Rêve d'une nuit d'été

MAD

On dit que lors des nuits qui suivent le solstice d’été, d’étranges créatures viennent sous la pâleur de la lune, enchanter la ferme de Bois Briard. Des elfes, des esprits des bois alentour, surgissent de nulle part, comme par enchantement ; on dit même que les arbres se mettent alors à raconter des histoires. Nul n’a su dire jusqu’à ce jour d’où proviennent ces phénomènes : s’agit-il de songes qui prendraient corps spontanément, de réminiscences du passé, ou bien d’une fantaisie bucolique occulte orchestrée par un certain Hugo Briardus, premier maître connu des lieux aux alentours de l’an 1200 ? Ceux qui en parlent ont-ils été victimes d’hallucinations, ou bien s’étaient-ils assoupis par mégarde au pied d’un arbre centenaire ? Nul ne le sait. Il y a cependant fort à parier que ceux qui oseront s’aventurer jusqu’à la ferme les 26, 27 et 28 Juin 2008 à la nuit tombée, assisteront à un étrange et somptueux spectacle, réunissant tous les arts de la scène : chant, danse, théâtre, escrime, grande illusion, pyrotechnie. La ferme de Bois Briard se changera alors pour quelques nuits en un jardin extraordinaire, qui évoquera avec faste et fantaisie quelques grandes pages, connues et inconnues, de l’histoire de Courcouronnes et de ses environs. On y découvrira une histoire ré - enchantée, re-visitée très librement pour l’occasion, en une fantaisie joyeusement onirique. C’est ainsi que l’on apercevra, entre autres, l’âme de Saint Guénault surgissant à la poupe d’un drakkar, un combat de templiers éméchés revenant de Lisses, l’inauguration en fanfare d’un train à voie étroite sortant des usines Decauville. Certains prétendent qu’on assistera également à une lévitation magique, à un feu d’artifice, ou encore à un incendie grandeur nature. 
Lorsque la nuit tombe et que l’imagination prend ses aises, la véritable histoire et la fantaisie se retrouvent enfin pour créer, en quinze tableaux colorés, un spectacle inédit en plein air, qui nous mène tout droit au pays des rêves et de l’imagination : quelque chose comme un songe d’une nuit d’été en somme.

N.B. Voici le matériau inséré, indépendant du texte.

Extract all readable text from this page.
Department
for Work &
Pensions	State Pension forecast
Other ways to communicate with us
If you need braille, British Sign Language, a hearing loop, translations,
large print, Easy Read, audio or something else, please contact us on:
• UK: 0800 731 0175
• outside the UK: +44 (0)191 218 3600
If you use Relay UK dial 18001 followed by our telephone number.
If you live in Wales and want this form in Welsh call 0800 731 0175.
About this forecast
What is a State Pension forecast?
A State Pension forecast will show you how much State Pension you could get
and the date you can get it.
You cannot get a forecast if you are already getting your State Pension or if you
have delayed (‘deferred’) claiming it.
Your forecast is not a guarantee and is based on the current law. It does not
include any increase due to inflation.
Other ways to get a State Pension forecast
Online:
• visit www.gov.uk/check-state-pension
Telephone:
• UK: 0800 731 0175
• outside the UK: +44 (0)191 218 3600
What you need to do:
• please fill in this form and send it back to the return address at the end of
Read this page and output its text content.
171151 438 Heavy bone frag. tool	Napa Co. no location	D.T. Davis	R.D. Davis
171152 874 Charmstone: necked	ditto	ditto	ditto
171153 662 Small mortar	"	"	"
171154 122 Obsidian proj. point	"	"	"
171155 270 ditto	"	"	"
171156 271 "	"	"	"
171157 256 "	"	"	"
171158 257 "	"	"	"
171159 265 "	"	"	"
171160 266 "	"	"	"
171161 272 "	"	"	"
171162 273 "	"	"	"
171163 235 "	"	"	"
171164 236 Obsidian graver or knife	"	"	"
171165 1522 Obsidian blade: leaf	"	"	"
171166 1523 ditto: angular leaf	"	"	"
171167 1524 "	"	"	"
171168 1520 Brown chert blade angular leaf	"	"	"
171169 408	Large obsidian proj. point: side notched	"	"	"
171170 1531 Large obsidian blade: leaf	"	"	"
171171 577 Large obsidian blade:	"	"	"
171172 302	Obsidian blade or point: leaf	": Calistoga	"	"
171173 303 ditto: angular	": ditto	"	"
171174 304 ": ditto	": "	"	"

Et oui vous avez bien lu "l’inauguration en fanfare d’un train à voie étroite sortant des usines Decauville". Il fallait bien pour illustrer cette scène un véritable train Decauville en vrai grandeur, décor dynamique. : c'est ce que nous avons proposé.

C'est en  mai 2008 que Jean Michel Chaillou, le président de l'association Le Lac en Fête m'a contacté via notre site internet et sa rubrique "Un véritable train à vapeur dans votre ville"qui lui a donné l'idée d'inclure dans le spectacle un train grandeur nature. Nous souhaiterions mettre en valeur le petit train Decauville en interprétant d'une part l'air écrit pour l'inauguration du petit train lors de l'exposition universelle et d'autre part en relatant l'inauguration de ce petit train entre autres aventures .
La présence d'un véritable train de l'époque nous paraît entièrement souhaitable
.
Très rapidement, rendez-vous fut pris pour un repérage des lieux, en vue de faire une proposition, la plus proche du projet. Vu la nature du terrain et la faible longueur de la voie dans le décor (80 m) la vapeur et les voitures fermées étaient malheureusement exclues (à cause du poids de la machine), il restait le locotracteur Decauville n°4 et les petites baladeuses du père Noël qui s'accordaient avec l'esprit Decauville. Après discussion, le metteur en scène souhaitait également voir des wagonnets (toujours du Decauville) poussés par des ouvriers dans la cour de l'usine, aussi avons-nous transporté deux wagonnets type Lorraine de 1925 pour illustrer cette scène.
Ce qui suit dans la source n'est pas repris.